Police spoke with a witness at the scene of the accident that claimed Briggs was attempting to pass their vehicle on the left side, colliding with the motorcycle moments later. The witness tried to slow down so Briggs could get out of the motorcycle’s lane of travel, court documents indicate.

Defense attorney Joseph Amendola argued in the suppression motion his client had not been read his Miranda rights prior to speaking with Trooper Stephen Griffith at the scene of the accident.

The court ruled Briggs was not in custody when he spoke to Griffith while sitting in the back of an ambulance, thus Miranda did not apply and his statements are admissible as evidence.

The court further stated in the ruling that Griffith was asking routine questions to investigate what happened at the scene of the accident and Briggs was not restrained in anyway.

During a hearing on Jan. 3, Giffith and EMT Nick S. Price testified Briggs smelled of alcohol and admitted he had been drinking prior to the accident.

According to court documents, Briggs’ blood test came back with a blood alcohol content of .077, which is not above the legal limit. However, an expert for the Commonwealth indicated Briggs’ BAC at the time of the accident was between .08 and .1084, which is above the legal limit.

Price testified at the Jan. 3 hearing he was directed by others at the scene of the accident to Briggs, who identified himself as one of the people involved in the accident.

“No obvious defects, no injuries that I could see … I did smell an odor of alcohol,” Price said. “He did say he had a couple of beers, but wasn’t drunk.”

Price said Briggs told him he was diabetic and felt as if his blood sugar may be dropping, and as a result Briggs was given an “oral glucose” dose in an attempt to get his blood sugar up to a normal level.

Price said he gave Briggs two doses of oral glucose and was having a normal conversation with him regarding the accident.

Price testified he advised Briggs he needed to go to the hospital for an examination, and eventually he agreed.

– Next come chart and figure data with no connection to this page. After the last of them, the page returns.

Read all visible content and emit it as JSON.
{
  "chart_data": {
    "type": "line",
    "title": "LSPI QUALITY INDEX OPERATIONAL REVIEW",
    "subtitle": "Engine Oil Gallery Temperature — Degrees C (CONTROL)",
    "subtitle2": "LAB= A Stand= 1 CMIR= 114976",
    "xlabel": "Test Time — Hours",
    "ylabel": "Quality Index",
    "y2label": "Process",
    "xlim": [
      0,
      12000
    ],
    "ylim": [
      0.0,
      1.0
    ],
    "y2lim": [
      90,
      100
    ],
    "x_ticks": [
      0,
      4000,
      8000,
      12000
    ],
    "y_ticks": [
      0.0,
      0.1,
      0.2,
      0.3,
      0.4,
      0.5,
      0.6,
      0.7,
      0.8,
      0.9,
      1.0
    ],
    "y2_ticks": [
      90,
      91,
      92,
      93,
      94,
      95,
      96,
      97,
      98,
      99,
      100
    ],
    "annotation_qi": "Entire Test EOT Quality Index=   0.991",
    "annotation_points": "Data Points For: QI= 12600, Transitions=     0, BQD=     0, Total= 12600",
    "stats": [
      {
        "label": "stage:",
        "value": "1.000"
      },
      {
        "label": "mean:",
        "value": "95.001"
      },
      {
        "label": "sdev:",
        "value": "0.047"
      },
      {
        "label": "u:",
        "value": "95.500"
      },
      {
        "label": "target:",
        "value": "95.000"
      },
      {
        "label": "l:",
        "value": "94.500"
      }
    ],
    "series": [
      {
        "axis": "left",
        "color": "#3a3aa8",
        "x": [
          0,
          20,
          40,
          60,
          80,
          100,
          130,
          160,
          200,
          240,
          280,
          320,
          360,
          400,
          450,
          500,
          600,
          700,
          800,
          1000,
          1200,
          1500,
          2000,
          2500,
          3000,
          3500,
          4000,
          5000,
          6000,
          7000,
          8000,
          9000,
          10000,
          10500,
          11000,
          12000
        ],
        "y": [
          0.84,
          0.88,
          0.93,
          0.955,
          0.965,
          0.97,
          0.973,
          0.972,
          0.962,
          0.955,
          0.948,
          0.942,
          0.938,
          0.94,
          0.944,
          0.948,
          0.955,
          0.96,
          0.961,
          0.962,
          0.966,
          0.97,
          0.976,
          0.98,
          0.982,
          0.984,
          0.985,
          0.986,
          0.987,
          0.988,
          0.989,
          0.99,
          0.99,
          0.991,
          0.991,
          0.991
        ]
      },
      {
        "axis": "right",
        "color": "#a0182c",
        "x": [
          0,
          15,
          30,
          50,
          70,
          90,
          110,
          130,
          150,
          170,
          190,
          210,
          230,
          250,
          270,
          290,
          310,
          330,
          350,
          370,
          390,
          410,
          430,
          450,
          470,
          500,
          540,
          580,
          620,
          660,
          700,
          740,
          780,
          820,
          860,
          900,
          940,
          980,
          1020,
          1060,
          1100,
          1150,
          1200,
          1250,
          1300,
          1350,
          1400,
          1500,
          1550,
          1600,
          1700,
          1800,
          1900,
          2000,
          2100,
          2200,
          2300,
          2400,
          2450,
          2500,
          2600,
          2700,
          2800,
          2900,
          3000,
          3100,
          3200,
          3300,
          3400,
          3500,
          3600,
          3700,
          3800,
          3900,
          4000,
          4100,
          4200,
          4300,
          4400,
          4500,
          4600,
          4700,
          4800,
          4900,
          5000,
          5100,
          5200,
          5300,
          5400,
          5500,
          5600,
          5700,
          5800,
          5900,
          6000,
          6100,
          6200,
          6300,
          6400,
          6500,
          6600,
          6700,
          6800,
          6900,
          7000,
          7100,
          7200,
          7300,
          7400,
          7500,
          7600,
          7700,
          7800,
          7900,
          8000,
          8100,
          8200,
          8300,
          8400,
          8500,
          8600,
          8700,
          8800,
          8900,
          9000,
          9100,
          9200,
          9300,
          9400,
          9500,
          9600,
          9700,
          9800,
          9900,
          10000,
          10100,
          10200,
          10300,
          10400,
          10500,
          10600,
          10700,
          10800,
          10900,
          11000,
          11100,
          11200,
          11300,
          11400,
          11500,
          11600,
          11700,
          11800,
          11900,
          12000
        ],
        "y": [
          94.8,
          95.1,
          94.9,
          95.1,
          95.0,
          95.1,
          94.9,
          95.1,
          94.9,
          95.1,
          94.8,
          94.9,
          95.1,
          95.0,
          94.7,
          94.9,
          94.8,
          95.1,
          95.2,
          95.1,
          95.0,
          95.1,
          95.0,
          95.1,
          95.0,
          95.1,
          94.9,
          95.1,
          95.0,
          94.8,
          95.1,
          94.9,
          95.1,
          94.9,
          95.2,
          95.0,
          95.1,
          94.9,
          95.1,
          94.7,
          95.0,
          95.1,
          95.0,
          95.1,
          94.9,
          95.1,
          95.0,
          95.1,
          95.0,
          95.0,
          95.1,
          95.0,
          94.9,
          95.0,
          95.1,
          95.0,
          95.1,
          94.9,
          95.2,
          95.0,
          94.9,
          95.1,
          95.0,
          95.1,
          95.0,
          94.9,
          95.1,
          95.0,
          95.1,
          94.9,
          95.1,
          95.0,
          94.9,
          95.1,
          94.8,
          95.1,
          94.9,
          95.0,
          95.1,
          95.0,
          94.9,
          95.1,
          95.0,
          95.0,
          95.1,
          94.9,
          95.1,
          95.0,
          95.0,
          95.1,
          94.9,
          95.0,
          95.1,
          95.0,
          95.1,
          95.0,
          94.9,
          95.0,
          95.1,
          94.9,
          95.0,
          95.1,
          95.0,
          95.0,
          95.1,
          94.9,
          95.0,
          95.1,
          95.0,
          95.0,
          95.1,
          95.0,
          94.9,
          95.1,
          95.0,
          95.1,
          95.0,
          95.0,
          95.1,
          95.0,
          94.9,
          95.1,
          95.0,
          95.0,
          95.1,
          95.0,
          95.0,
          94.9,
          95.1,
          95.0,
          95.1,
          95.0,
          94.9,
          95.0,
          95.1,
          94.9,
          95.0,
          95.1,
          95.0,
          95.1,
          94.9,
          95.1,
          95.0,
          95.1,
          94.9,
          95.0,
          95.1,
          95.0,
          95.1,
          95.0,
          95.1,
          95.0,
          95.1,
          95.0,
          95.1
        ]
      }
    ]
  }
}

“At that time he slumped over and became unresponsive … he came in and out of consciousness,” Price said.

In addition, Price testified Briggs’ mood changed throughout the trip to the hospital, fluctuating from “cool, calm and collected” to “agitated” and “emotionally distraught,” which he described as being consistent with a diabetic episode.

Griffith also took the stand at the Jan. 3 hearing and testified Briggs smelled of alcohol, had blood-shot eyes and his speech was slowed.

Griffith said Briggs stated he had been drinking at a friends house and was on his way home.

Griffith testified he asked Briggs if he would submit to a blood alcohol test, to which Briggs agreed.

Other motions attached to Amendola’s petition which were not addressed at the Jan. 3 hearing and may have to be revisited at a future hearing, including a motion to suppress chemical and blood test results.

According to court documents, Amendola sites a number of issues with the blood tests including a potential breach in maintaining the chain of custody of the defendant’s blood sample, which may have been mixed up with someone else’s blood test or contaminated at some stage in the process.

Briggs remains free on $150,000 bail. A trial date has not been set.